Cuando hubimos pasado el Misisipí nos detuvimos una vez para pernoctar a la orilla del río Cedar, cuyas márgenes, cubiertas de algodoneros, nos prometían leña para toda la noche.

Al regresar al tabor, después de haber dejado en el bosque a varios de nuestros hombres con hachas, me encontré con que toda nuestra gente, aprovechando el buen tiempo y lo apacible de la tarde, se había esparcido por los ámbitos de la estepa. Era todavía muy temprano, porque, de ordinario, ya a las cinco nos deteníamos a pernoctar, a fin de emprender de nuevo la marcha al día siguiente antes del amanecer.
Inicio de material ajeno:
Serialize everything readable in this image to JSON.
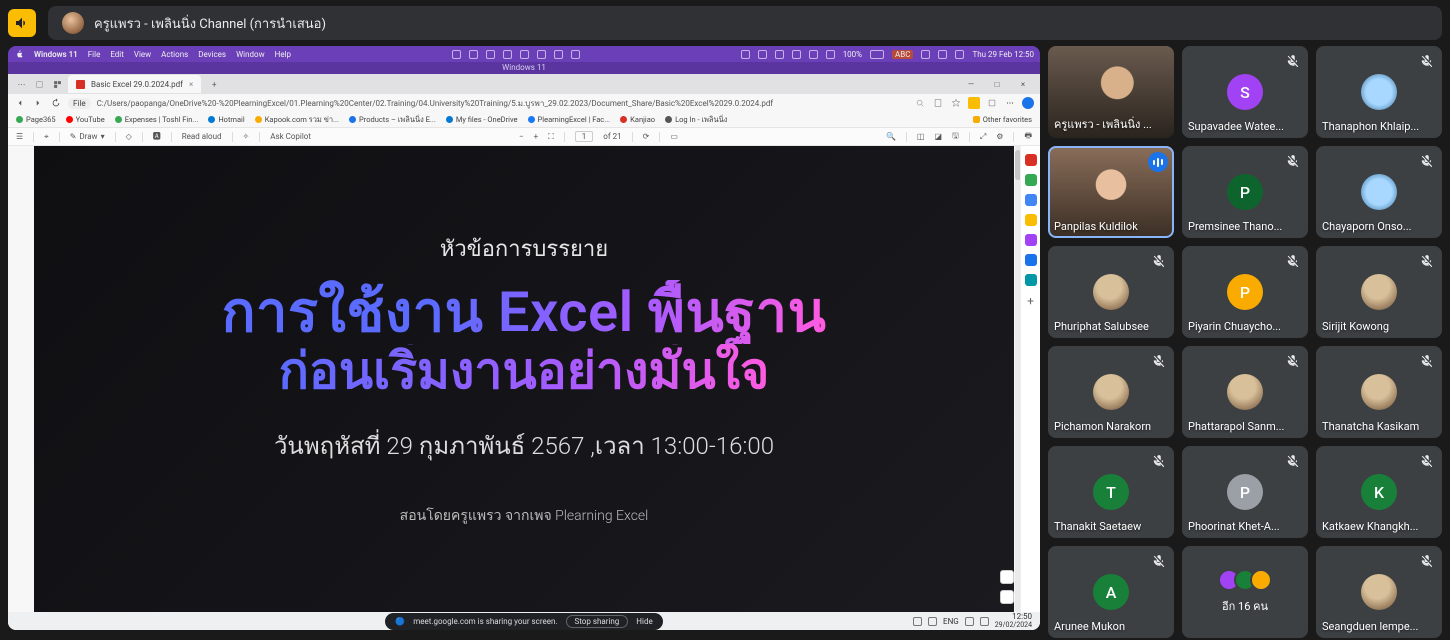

Muy pronto divisé a miss Moris; descabalgué y, tomando al caballo por la brida, me acerqué a Liliana, feliz de poder permanecer solo con ella, siquiera fuese no más que por un momento. Empecé preguntándole por qué, siendo tan joven y sola, se había atrevido a aventurarse en aquel viaje, capaz de acabar con las fuerzas de los hombres más robustos.

—Nunca hubiera consentido—díjela—en aceptarla a usted en nuestra caravana si no hubiese creído que era usted hija de la señora Atkins.